Actions / intro-patterns

identifier: refers to the top of the goal stack or a hypothesis in the context.

[act1 act2 ...]: destruct conjunction-like assumptions.

[act1 | act2 | ...]: case analysis.

->: rewrite in the goal with the top of the goal stack (from left to right).
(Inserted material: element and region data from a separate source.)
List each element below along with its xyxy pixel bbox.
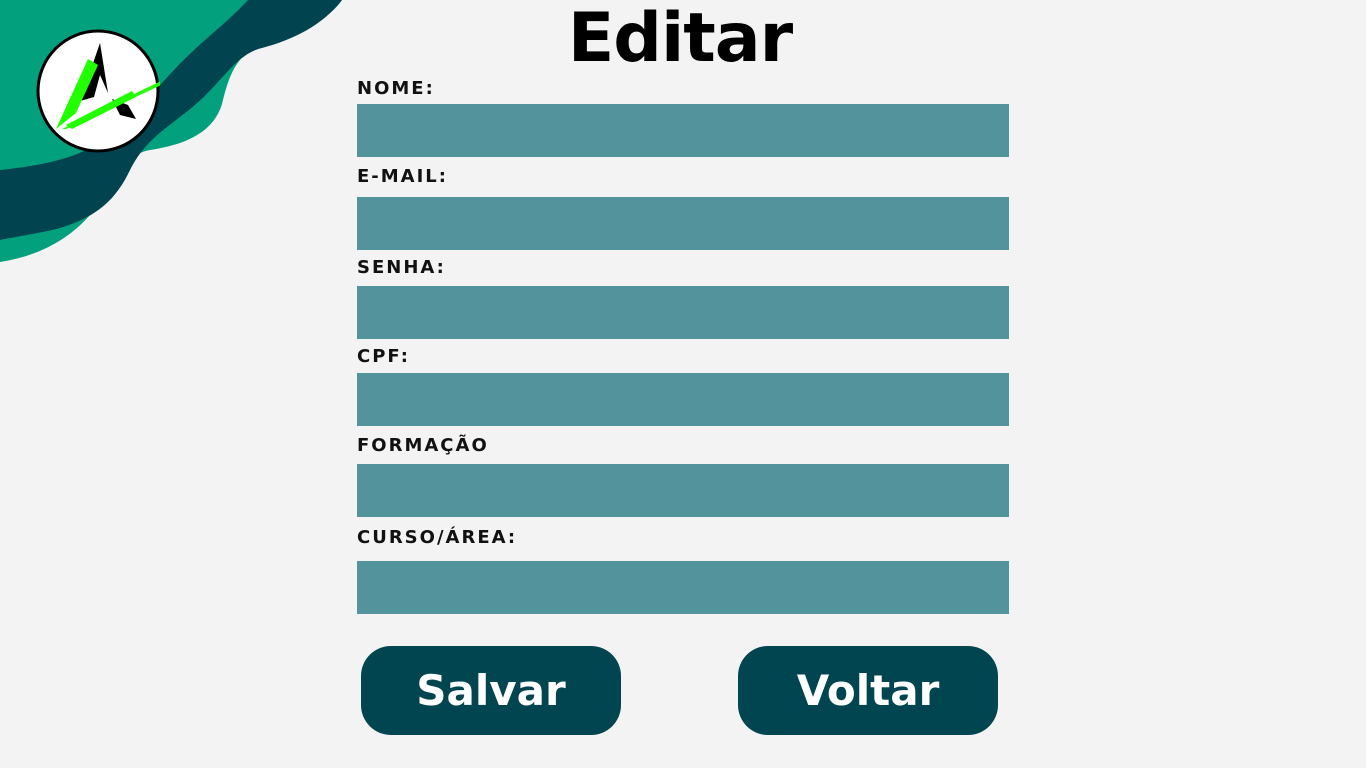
cpf-label: CPF: — [357, 346, 410, 367]
brand-logo-icon — [36, 29, 160, 153]
name-input[interactable] — [357, 104, 1009, 157]
edit-page: Editar NOME: E-MAIL: SENHA: CPF: FORMAÇÃ… — [0, 0, 1366, 768]
course-area-input[interactable] — [357, 561, 1009, 614]
education-input[interactable] — [357, 464, 1009, 517]
email-input[interactable] — [357, 197, 1009, 250]
save-button[interactable]: Salvar — [361, 646, 621, 735]
password-input[interactable] — [357, 286, 1009, 339]
course-area-label: CURSO/ÁREA: — [357, 527, 518, 548]
page-title: Editar — [567, 0, 793, 78]
name-label: NOME: — [357, 78, 435, 99]
back-button[interactable]: Voltar — [738, 646, 998, 735]
education-label: FORMAÇÃO — [357, 435, 489, 456]
cpf-input[interactable] — [357, 373, 1009, 426]
password-label: SENHA: — [357, 257, 446, 278]
email-label: E-MAIL: — [357, 166, 448, 187]
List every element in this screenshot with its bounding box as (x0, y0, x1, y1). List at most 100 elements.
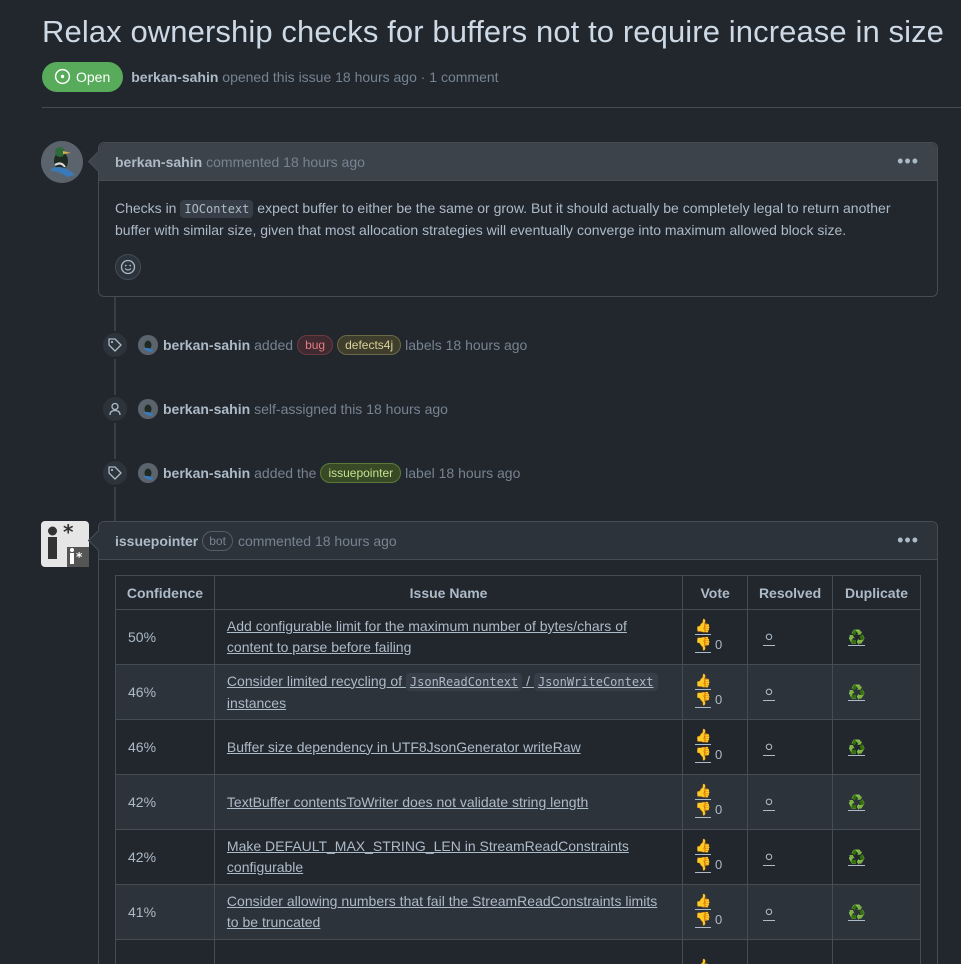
table-header-row: Confidence Issue Name Vote Resolved Dupl… (115, 575, 921, 610)
thumbs-up-icon[interactable]: 👍 (695, 894, 712, 910)
vote-count: 0 (715, 747, 723, 762)
more-options-icon[interactable]: ••• (897, 530, 919, 551)
table-row: 46% Consider limited recycling of JsonRe… (115, 664, 921, 720)
issue-meta: Open berkan-sahin opened this issue 18 h… (42, 61, 499, 92)
thumbs-down-icon[interactable]: 👎 (695, 637, 712, 653)
label-bug[interactable]: bug (297, 335, 334, 355)
issue-link[interactable]: TextBuffer contentsToWriter does not val… (227, 794, 588, 810)
vote-count: 0 (715, 692, 723, 707)
event-text: label 18 hours ago (405, 465, 521, 481)
issue-title: Relax ownership checks for buffers not t… (42, 14, 945, 49)
vote-count: 0 (715, 637, 723, 652)
bot-avatar[interactable]: * * (41, 520, 89, 567)
duplicate-icon[interactable]: ♻️ (848, 905, 866, 921)
body-text-1: Checks in (115, 200, 181, 216)
issue-link[interactable]: Consider allowing numbers that fail the … (227, 893, 657, 930)
more-options-icon[interactable]: ••• (897, 151, 919, 172)
thumbs-down-icon[interactable]: 👎 (695, 802, 712, 818)
thumbs-up-icon[interactable]: 👍 (695, 674, 712, 690)
vote-count: 0 (715, 857, 723, 872)
comment-card: berkan-sahin commented 18 hours ago ••• … (98, 142, 938, 297)
issue-author-link[interactable]: berkan-sahin (131, 69, 218, 85)
person-icon (101, 395, 129, 423)
state-badge: Open (42, 61, 124, 92)
issuepointer-logo-icon: * * (41, 520, 89, 567)
resolved-icon[interactable]: ⚪ (763, 850, 775, 866)
table-row: 50% Add configurable limit for the maxim… (115, 609, 921, 665)
column-header: Issue Name (213, 575, 684, 610)
event-author-link[interactable]: berkan-sahin (163, 337, 250, 353)
label-defects4j[interactable]: defects4j (337, 335, 402, 355)
column-header: Resolved (747, 575, 834, 610)
issue-link[interactable]: Make DEFAULT_MAX_STRING_LEN in StreamRea… (227, 838, 629, 875)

<-: rewrite in the goal with the top of the goal stack (from right to left).

Vernacular summary

Lemma: think of it as a synonym for Definition.
Proof: an optional command which marks the beginning of a proof.
Qed: a vernacular which finishes a proof and makes the lemma body opaque.
Show Proof: a vernacular which displays the current (possibly unfinished) proof term.
Section: groups several related definitions and/or theorems together and lets the user define common variables / hypotheses for the section definitions.
Variable: declare a section variable which is going to be abstracted over at the end of the current section.
Implicit Types: declare the types of section variables to reduce boilerplate and make typechecking faster in some cases.
Restart: restart the current proof.
Show: display the current proof goal.